Coming to terms with the wall
Once you know of the existence of this wall, what do you do? Life coach, Gurpreet Singh, suggests the following ways you can approach it:
- Take stock: The very first step is to understand and acknowledge whether or not you want to work towards bringing this wall down. Undoing 15 years of damage is a huge task, and not everyone will be up for it. take stock of where you and your partner is when it comes to your relationship, and how committed you both are towards making the relationship work.
- Take ownership: Always remember, the wall is not one person’s doing. You both have contributed a few bricks each. Taking ownership of your faults and oversights will help you accept yourself and help you decide on how you want to undo those. Taking ownership also saves you from the mud-slinging and getting into the loop of blame games.

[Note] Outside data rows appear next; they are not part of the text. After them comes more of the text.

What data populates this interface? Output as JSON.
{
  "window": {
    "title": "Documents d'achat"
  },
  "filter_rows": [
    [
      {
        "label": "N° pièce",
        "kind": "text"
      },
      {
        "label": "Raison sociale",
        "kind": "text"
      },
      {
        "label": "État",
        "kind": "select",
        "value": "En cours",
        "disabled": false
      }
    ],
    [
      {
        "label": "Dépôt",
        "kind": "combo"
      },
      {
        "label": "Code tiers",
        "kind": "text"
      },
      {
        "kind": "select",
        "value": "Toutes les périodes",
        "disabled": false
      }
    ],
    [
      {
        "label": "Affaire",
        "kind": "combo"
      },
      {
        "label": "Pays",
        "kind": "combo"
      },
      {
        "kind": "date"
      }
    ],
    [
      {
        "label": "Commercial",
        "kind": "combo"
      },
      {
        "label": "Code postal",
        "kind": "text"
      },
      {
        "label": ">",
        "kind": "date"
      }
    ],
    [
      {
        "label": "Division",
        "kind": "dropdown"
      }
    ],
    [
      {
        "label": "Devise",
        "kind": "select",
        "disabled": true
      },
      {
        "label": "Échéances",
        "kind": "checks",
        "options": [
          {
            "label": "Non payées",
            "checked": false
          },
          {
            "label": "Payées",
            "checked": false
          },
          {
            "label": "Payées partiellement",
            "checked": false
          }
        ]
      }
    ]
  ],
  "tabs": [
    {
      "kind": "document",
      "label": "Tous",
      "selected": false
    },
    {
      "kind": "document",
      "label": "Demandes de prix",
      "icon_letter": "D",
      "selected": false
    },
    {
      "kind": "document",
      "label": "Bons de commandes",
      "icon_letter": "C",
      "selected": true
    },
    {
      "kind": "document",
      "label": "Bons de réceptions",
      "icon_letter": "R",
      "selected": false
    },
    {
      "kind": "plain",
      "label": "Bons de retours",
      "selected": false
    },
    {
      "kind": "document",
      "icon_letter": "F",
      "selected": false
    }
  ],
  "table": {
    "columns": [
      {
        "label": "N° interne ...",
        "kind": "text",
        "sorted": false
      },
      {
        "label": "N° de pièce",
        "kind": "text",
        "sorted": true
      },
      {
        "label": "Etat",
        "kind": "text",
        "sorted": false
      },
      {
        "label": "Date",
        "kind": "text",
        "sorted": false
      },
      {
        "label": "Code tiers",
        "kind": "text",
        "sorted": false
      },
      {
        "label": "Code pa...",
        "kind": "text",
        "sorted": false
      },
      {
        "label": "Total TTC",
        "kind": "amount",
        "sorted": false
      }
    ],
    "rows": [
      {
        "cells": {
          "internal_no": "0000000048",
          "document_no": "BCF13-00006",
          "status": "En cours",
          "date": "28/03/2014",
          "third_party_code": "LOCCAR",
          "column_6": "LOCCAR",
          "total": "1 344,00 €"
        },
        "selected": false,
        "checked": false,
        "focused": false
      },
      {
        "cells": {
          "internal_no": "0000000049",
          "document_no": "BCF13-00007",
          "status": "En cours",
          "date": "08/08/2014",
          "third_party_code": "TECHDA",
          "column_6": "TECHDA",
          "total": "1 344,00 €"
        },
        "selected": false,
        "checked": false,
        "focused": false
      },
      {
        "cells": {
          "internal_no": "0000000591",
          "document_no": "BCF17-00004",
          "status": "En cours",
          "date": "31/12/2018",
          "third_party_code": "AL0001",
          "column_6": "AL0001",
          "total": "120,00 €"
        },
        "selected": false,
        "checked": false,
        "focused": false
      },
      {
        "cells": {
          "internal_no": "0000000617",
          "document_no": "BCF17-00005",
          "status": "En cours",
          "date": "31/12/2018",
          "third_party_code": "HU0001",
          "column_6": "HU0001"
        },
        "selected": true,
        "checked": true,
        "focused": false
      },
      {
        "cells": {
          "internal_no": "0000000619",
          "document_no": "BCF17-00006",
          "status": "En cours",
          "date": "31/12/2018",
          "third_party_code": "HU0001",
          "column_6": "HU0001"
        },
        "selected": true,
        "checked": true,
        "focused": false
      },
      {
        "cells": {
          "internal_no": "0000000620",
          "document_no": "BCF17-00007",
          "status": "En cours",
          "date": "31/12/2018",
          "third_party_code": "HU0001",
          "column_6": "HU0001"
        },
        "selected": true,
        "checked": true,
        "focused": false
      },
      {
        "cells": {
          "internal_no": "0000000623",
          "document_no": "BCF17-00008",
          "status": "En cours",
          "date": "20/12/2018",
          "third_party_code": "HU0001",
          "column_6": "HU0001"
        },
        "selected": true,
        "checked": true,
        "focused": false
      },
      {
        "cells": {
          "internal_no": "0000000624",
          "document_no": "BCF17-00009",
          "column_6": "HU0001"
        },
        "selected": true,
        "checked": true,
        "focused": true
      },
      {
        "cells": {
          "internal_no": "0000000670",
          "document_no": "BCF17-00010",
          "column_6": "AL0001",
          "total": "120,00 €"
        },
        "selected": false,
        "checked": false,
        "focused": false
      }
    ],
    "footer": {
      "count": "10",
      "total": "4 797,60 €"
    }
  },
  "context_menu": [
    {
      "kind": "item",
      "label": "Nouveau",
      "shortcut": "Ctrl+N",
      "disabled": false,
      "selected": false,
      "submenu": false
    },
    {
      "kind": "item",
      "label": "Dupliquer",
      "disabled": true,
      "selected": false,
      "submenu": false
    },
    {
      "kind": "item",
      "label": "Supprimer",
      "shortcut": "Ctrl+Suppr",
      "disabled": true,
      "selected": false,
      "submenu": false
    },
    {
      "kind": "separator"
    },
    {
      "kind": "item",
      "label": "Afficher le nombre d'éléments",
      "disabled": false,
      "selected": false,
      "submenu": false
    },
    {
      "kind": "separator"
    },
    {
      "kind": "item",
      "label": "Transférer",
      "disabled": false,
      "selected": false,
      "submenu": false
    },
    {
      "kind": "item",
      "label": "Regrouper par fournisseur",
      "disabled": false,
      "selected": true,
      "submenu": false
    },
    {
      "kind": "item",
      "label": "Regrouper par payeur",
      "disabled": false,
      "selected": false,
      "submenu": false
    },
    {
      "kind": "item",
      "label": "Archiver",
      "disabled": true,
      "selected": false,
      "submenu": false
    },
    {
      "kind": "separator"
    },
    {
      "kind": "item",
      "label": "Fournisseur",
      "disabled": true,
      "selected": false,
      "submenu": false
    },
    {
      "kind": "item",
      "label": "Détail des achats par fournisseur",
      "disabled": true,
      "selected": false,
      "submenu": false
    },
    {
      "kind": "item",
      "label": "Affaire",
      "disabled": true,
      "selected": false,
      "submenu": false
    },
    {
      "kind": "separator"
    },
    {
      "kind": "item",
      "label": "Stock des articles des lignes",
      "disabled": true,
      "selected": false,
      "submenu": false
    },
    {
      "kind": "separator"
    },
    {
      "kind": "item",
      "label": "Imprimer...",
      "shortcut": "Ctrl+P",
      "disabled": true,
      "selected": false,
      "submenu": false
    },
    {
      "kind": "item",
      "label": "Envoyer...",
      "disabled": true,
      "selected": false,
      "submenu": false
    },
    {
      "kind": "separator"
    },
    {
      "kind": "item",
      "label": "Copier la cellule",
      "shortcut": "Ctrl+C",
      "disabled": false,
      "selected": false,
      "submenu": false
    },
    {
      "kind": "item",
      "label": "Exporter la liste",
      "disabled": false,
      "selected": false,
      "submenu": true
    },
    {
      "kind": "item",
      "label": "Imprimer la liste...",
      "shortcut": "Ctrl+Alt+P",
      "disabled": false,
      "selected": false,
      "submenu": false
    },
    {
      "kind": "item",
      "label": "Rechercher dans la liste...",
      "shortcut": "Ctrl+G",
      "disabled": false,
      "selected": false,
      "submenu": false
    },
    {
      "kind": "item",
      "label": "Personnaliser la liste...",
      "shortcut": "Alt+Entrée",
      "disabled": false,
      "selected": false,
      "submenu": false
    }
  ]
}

- Seek help: Most times, a professional approach can help you understand the situation in a new light and help you find better ways to address the issues. A professional can help you work on not just your relationship, but also on yourself to become a better person and partner.
- Work with your partner: You build the wall together, so you have to break it together as well. Work in sync with your partner, understand their perspective and find a middle ground. It is only through compassionate understanding that you can work towards rectifying the issues.
How to ensure that you DON’T build this wall
- Foresee possible danger: Not every issue has to come with a red flag. Even you know that small issues of today, can become bigger in future. If there is an issue, make it a point to sort it out with your partner as and when it arises, instead of letting it incubate and become bigger.
- Make ‘shared space’ a priority: Provided that you both have your own likes, activities and spaces that you both enjoy. But does that meqan you cannot even discuss what you enjoy, or share an activity or two with your partner? Doing activities together, sharing common space is beneficial for a relationship.
- Maintain the connection with your partner: Even if you have a 100 things lined up in your evryday life, make sure that you have the communication going with your partner. Make them a part of your everyday. Connect on the things that you both have shared and enjoyed. In simpler words, don’t let the spark die.
- Share responsibility: A relationship is between two people, so the responsibility to make it work also lies on both of you. Make sure that you both share responsibilities of the relationship, and everything that it brings with it.